KADUNA, Nigeria, Dec 23 (Reuters) - Nigerian Islamist group Ansaru said on Sunday it was behind the kidnap of a French national last week, citing France’s ban on full-face veils and its support for military action in Mali.
Ansaru sent a message to Nigerian reporters saying it was holding 63-year-old Francis Colump, who was taken on Dec. 19 when around 30 gunmen attacked his residence in the remote northern town of Rimi, close to the Niger border.
The Nigerian police declined to comment on the claim but had already named Colump as the man abducted. He was working for French renewable energy firm Vergnet, which had been building Nigeria’s first wind farm.
“The reason we kidnapped him is ... the law the government created which prohibits the wearing of niqab by French Muslim women. This is a denial of their religious rights,” said the statement by the group, written in the local Hausa language.
“And again the participation of France in supporting the military attack on Muslims in northern Mali,” the message signed by the group’s purported leader Abu Usamata Ansari said.
In recent months France has led support for an African-led force to help defeat al Qaeda and other Islamist militants in northern Mali. Military deployment has the backing of the U.N. Security Council.
Last year, France banned full face veils.
Ansaru’s full name is Jama‘atu Ansarul Musilimina Fi Biladis Sudan, which roughly translates as “Vanguards for the Protection of Muslims in Black Africa”.
The group, thought to be a breakaway from better known Islamist sect Boko Haram, has risen to greater prominence in recent weeks.
It claimed responsibility for a dawn raid on a major police station in the Nigerian capital last month, where it said hundreds of prisoners were released.
Britain last month put Ansaru on its official “terrorist group” list, saying it was aligned with al Qaeda and was behind the kidnap of a British and a Italian killed earlier this year during a failed rescue attempt.

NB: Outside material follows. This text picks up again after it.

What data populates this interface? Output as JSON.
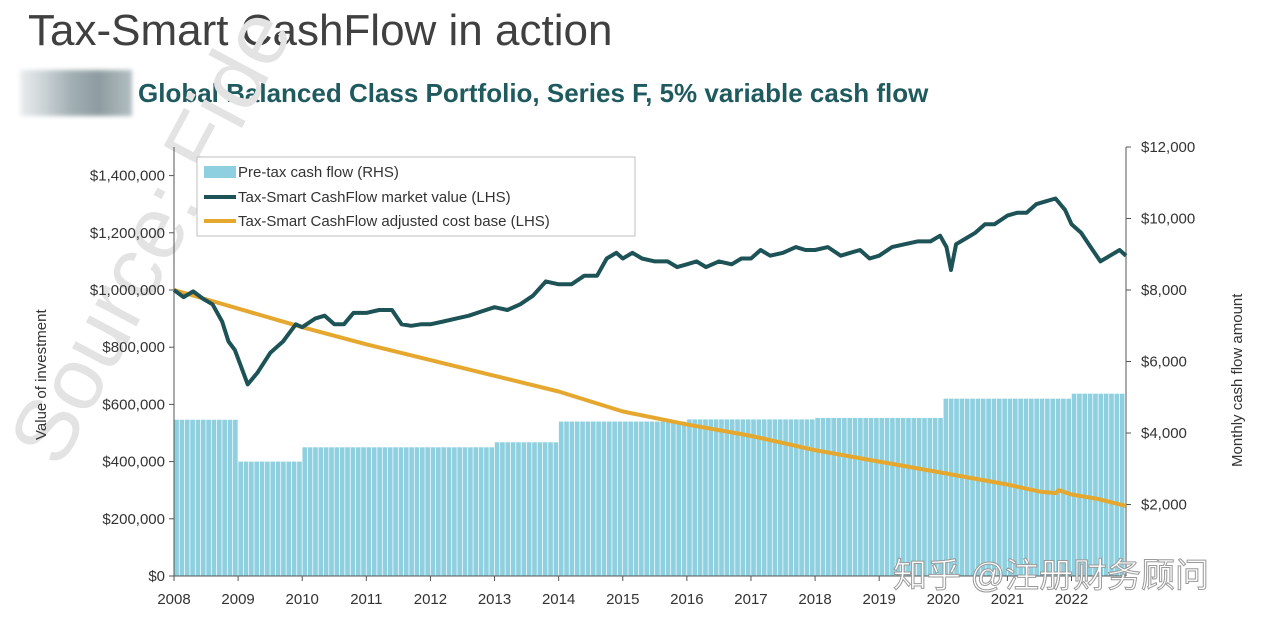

Ansaru is thought to have loose ties to Boko Haram, which has killed hundreds this year in an insurgency focused mostly on Nigerian security forces, religious targets and politicians, rather than foreigners.
Western governments are increasingly concerned about Islamists in Nigeria linking up with groups outside the region, including al Qaeda’s north African wing.

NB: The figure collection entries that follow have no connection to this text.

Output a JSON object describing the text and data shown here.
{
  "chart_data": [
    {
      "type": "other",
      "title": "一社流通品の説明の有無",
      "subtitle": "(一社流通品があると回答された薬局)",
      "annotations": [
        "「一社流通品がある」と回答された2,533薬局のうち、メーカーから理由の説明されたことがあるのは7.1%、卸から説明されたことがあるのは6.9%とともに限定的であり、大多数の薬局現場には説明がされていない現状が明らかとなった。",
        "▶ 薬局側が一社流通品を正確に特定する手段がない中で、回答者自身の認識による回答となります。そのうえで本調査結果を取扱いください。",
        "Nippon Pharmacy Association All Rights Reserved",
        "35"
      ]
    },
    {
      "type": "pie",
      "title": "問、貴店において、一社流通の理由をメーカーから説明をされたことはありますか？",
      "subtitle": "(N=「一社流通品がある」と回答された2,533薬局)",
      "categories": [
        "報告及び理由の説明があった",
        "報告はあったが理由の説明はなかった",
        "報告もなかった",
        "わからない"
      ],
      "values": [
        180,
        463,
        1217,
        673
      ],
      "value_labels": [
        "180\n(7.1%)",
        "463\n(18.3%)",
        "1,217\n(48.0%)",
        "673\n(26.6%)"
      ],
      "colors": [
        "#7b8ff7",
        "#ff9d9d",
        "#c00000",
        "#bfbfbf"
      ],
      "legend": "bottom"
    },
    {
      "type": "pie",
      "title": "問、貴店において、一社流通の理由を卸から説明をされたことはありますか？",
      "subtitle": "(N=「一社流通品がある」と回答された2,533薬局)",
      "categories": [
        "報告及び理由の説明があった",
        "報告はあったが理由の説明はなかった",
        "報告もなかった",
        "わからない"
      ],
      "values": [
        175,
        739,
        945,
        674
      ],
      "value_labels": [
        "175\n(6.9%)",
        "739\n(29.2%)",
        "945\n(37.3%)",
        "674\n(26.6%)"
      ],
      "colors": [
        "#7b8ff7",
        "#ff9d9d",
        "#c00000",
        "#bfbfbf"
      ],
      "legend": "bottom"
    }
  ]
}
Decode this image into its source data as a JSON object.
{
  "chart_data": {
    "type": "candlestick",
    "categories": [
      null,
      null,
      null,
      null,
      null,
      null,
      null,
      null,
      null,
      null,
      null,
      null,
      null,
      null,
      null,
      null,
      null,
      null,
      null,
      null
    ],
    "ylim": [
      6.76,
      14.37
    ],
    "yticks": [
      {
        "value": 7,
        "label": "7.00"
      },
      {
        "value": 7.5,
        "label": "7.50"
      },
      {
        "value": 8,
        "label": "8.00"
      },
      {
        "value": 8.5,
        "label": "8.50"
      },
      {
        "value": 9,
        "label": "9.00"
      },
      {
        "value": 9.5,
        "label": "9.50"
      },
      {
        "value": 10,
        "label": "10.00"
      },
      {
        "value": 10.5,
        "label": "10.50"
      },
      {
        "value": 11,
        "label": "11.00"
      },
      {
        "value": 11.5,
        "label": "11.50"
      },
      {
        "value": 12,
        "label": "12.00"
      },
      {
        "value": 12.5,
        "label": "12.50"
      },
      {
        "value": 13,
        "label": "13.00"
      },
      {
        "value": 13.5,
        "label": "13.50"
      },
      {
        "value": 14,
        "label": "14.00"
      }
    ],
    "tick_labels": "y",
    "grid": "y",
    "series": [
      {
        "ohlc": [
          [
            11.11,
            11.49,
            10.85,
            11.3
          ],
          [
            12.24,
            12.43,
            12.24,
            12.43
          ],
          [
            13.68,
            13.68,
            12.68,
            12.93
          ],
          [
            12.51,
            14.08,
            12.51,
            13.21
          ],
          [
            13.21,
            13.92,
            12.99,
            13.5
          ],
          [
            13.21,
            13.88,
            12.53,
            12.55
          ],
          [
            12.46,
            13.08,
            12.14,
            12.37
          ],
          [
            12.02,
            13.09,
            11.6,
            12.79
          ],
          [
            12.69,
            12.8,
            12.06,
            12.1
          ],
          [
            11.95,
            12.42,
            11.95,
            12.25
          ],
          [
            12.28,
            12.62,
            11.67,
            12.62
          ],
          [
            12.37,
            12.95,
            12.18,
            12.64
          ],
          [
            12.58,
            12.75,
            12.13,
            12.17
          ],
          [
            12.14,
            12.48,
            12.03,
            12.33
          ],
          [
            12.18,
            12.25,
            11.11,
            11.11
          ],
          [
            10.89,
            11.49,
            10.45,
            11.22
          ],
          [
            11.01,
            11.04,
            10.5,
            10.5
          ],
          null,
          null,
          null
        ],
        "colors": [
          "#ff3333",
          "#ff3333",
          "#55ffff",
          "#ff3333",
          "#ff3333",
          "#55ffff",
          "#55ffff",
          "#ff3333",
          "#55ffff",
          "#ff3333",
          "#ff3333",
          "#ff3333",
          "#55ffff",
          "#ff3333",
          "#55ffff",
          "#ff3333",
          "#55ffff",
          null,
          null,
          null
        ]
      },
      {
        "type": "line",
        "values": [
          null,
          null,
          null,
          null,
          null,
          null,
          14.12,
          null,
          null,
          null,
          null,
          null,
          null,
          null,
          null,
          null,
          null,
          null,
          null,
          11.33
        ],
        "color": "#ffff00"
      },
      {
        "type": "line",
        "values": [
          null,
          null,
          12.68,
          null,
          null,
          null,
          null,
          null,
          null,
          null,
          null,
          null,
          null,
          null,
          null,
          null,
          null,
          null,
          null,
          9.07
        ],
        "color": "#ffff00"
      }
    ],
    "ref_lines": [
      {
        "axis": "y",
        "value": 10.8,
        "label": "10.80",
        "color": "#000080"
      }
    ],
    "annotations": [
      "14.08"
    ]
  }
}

Colump’s kidnap takes to nine the number of French citizens currently held hostage in Africa: seven others are in the arid Sahel belt and one in Somalia.
France’s Intelligence agency said last week it believed “terrorist” links were behind the latest abduction.
“We are informing the government of France that we would continue to attack ... its citizens anywhere in the world as long as the government does not retract on its policies,” Ansaru’s statement said.